Não há mais nada em condições de funcionamento neste setor comercial. O telhado desabou junto com o madeiramento da cobertura e grande parte da estrutura apodreceu. O que resta em meio aos escombros são as grandes engrenagens da serraria e do velho moinho.
Além dos imóveis também é possível ver no local parte do canal construído com pedras brutas para o levante da água que era conduzida até a turbina das fábricas. Não há curso d’água junto da casa e este canal se estendia por centenas de metros até um riacho onde a água era captada.
Projeto turístico
A área total adquirida por Anderson é de 2,5 hectares e apesar de ser zona rural ele não pretende desenvolver atividades agrícolas no local. O projeto do novo proprietário é transformar o lugar em ponto turístico onde os visitantes poderão conhecer um pouco da história e da cultura dos imigrantes pomeranos e alemães que colonizaram a região.
O jovem empreendedor explica que o trabalho de restauração deve ocorrer aos poucos, uma vez que para isso são necessários investimentos que ultrapassam sua capacidade financeira no momento. Inclusive ele destaca que apoios e parcerias são bem vindos.
Atualmente o local está aberto a visitações e fotografias. No Facebook a página “O velho casarão” é o canal para que as imagens sejam compartilhadas e o local divulgado. O casarão fica a cerca de 40 km da cidade de Camaquã e 17 km da sede municipal de Cerro Grande do Sul.
Os fundadores
Por volta do ano de 1900, quando os primeiros colonizadores, principalmente pomeranos e alemães, chegaram à Bandeirinha, aquela região era coberta de mata nativa. Para se estabelecerem no local e cultivar a terra estas famílias tiveram que abrir picada a foice e a machado.

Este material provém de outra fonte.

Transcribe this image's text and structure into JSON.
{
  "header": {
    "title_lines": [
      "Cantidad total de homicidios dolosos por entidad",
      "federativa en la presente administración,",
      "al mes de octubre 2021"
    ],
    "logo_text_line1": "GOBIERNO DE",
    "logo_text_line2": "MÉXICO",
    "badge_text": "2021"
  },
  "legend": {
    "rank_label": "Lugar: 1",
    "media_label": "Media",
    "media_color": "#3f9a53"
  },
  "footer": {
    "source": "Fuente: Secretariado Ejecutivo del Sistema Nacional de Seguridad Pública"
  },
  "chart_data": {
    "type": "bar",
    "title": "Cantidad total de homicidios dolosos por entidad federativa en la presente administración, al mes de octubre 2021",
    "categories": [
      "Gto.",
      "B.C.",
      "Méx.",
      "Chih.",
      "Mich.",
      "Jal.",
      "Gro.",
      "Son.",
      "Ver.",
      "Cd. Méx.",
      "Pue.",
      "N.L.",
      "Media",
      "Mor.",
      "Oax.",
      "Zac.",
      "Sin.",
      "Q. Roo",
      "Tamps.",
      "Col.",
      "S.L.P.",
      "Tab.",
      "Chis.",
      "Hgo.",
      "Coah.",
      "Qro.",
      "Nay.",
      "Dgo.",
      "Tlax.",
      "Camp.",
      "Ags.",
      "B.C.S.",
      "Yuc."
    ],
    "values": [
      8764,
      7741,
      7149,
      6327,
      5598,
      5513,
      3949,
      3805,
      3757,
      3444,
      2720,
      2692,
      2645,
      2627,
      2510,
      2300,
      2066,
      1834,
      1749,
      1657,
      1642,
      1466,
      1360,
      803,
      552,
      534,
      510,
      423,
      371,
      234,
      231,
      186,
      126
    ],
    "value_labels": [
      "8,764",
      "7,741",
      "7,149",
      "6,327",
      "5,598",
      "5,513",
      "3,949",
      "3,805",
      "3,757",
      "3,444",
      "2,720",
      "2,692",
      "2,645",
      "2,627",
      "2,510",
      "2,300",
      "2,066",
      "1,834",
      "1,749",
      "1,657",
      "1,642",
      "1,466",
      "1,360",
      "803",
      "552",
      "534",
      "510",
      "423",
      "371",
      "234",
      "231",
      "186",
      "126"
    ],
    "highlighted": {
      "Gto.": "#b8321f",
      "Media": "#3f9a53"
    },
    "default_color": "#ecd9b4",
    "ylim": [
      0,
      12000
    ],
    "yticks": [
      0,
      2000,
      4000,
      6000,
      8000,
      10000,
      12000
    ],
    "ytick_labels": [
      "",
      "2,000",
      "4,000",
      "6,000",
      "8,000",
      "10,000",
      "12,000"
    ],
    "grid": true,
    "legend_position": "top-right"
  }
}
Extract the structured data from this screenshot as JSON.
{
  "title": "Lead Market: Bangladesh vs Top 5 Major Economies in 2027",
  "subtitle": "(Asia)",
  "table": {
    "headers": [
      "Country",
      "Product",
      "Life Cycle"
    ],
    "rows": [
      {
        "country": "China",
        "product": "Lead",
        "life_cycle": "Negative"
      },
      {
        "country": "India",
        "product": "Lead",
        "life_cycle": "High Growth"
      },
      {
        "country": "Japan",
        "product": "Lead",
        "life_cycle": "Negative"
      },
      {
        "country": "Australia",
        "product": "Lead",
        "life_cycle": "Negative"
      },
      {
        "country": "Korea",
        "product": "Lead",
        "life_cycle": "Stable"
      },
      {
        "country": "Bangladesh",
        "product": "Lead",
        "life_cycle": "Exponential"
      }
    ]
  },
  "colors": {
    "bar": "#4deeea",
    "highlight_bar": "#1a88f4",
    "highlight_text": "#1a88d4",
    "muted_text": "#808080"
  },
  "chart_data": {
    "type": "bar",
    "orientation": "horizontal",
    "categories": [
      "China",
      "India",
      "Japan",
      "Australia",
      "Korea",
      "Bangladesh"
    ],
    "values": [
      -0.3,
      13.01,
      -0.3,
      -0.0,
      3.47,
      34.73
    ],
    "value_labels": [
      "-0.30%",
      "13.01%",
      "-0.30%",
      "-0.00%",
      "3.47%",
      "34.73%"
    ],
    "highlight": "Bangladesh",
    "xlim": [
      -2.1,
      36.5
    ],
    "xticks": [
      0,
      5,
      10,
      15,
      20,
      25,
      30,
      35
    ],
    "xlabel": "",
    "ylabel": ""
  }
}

Entre os que chegaram em busca de um novo lugar para morar, plantar e constituir família estava o casal (pomerano) Carlos João G. Peter e Berta Beling Peter. Foram eles que construíram o casarão e os demais estabelecimentos ao seu entorno. Eles chegaram na região com um grupo de colonizadores oriundo de São Lourenço do Sul. Tiveram quatro filhos: Reinoldo, Ilda, Carlos Germano e Erna.
A redação do Portal ClicR localizou e conversou com uma das descendentes dos fundadores do casarão. Nilse Osterberg, 64 anos, filha de Erna Augusta Berta Osterberg e Hugo Osterberg, é neta materna de Carlos e Berta. Atualmente ela mora próximo à sede municipal de Cerro Grande do Sul, mas viveu parte de sua infância próximo ao casarão com seus pais, em Bandeirinha, e frequentemente visitava os avós.
Nilse conta que vivenciou parte da vida simples e difícil dos pais, tios e avós no casarão. Recorda de quando subia ao segundo piso do setor comercial pra ver o milho descendo pela moega ou quando ficava observando os trabalhadores da serraria acionar as máquinas por alavancas.
Seu tio Reinoldo Peter foi o último descendente da família que tocou os negócios por alguns anos. Ele faleceu aos 65 anos, em 02/01/1988, vítima de um acidente elétrico.
O acidente
A energia elétrica na propriedade também era gerada pela força da roda d’água que acionava um dínamo. Já na década 1980 as redes de energia chegaram naquela comunidade e o sistema na propriedade foi substituído. Contudo algumas instalações antigas nas construções foram mantidas e a falta de costume de Reinoldo com a rede de 220 Volts, aliado ao trabalho com os pés na água, lhe tiraram a vida fatidicamente.
Matéria ajustada às 22h de 03/10/22.